Towards foreign participation
Ministers and bankers believe that the capital markets law will create the right environment for companies to list and for more investors to commit money to the market. There is also a growing acceptance among ministers that the time is approaching when it will no longer be viable to bar international ownership of shares on the stock market of a country that is becoming more integrated in the global economy and financial system.
The cornerstone of the new system will be the Securities and Exchange Commission (SEC), which will be responsible for making rules and will have the powers to enforce them. This includes the rules for the offering of securities, for the continuous disclosure obligations of publicly traded companies, takeover regulations and for defining insider dealing and other abuses.
One of the SEC's most important duties will be to license and regulate non-bank institutions, including those from overseas - at present brokerage can only be done by banks. These non-bank financial intermediaries will be able to offer investment banking services, including corporate finance, asset management and brokerage.
There has until now been some uncertainty over how Saudi Arabia's existing financial institutions will split their commercial and investment banking businesses.

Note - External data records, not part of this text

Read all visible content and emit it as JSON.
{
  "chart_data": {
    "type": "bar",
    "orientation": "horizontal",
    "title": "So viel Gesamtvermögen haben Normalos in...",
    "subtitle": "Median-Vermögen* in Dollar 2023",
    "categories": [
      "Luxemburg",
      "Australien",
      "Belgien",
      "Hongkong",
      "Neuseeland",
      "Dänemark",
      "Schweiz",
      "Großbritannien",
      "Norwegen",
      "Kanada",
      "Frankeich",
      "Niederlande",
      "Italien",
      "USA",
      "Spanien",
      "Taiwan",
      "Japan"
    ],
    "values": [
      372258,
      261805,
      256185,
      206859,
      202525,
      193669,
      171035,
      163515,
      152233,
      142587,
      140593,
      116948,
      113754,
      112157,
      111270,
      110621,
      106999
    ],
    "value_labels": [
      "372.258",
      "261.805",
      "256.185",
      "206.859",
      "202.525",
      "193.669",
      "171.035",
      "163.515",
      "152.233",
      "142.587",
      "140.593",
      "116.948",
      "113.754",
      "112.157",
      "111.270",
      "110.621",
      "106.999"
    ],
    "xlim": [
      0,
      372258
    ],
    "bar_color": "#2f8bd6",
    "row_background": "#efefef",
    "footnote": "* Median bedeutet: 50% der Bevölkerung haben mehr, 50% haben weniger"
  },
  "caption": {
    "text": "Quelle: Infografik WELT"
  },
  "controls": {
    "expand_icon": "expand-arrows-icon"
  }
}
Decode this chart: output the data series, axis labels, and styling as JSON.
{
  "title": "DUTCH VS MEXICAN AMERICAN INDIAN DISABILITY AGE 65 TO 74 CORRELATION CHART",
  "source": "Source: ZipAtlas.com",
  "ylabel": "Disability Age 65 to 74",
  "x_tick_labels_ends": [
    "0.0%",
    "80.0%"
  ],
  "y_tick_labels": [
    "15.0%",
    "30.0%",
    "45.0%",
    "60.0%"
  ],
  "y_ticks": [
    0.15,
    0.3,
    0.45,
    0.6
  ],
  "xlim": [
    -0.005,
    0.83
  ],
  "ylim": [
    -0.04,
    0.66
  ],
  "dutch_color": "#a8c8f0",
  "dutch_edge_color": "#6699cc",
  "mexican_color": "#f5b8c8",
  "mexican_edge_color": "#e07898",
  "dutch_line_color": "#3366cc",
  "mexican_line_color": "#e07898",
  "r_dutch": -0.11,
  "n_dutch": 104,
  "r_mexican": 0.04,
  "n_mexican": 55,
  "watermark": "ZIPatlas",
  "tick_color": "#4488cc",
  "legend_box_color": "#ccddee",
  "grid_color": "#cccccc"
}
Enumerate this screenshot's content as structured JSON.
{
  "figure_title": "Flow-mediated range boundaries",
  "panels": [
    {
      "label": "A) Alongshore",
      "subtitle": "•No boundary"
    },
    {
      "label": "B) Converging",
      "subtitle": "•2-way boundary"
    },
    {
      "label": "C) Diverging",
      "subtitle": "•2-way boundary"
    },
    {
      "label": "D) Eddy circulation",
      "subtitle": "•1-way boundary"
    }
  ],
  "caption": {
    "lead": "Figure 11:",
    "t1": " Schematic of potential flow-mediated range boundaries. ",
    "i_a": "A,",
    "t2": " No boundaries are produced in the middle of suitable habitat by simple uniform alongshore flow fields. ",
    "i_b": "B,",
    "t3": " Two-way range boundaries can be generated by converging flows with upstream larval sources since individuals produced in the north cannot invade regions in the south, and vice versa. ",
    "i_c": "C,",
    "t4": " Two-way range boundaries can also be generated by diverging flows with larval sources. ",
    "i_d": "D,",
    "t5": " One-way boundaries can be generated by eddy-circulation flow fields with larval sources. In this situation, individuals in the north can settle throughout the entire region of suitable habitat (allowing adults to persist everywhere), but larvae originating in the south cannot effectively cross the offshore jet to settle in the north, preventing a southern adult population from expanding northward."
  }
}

Sama governor Hamad Al-Sayari says that "banks are free to choose the most appropriate organizational model to carry out their investment banking activities".
He adds that: "They may wish to continue as they are today, with internal specialized investment banking units, or to create new specialized subsidiaries. Banks may also wish to enter into joint ventures with foreign banking or non-banking financial institutions."
Competition should shake up the market. "I hope that the opening up of the market will mean there are more participants. It is time the banks' monopoly in investment banking activities was ended. For the last 30 years we have had a declining number of banks, which has meant less competition and a system that has always operated to the advantage of the banks," says Beshr Bakheet, managing partner of Bakheet Financial Advisers.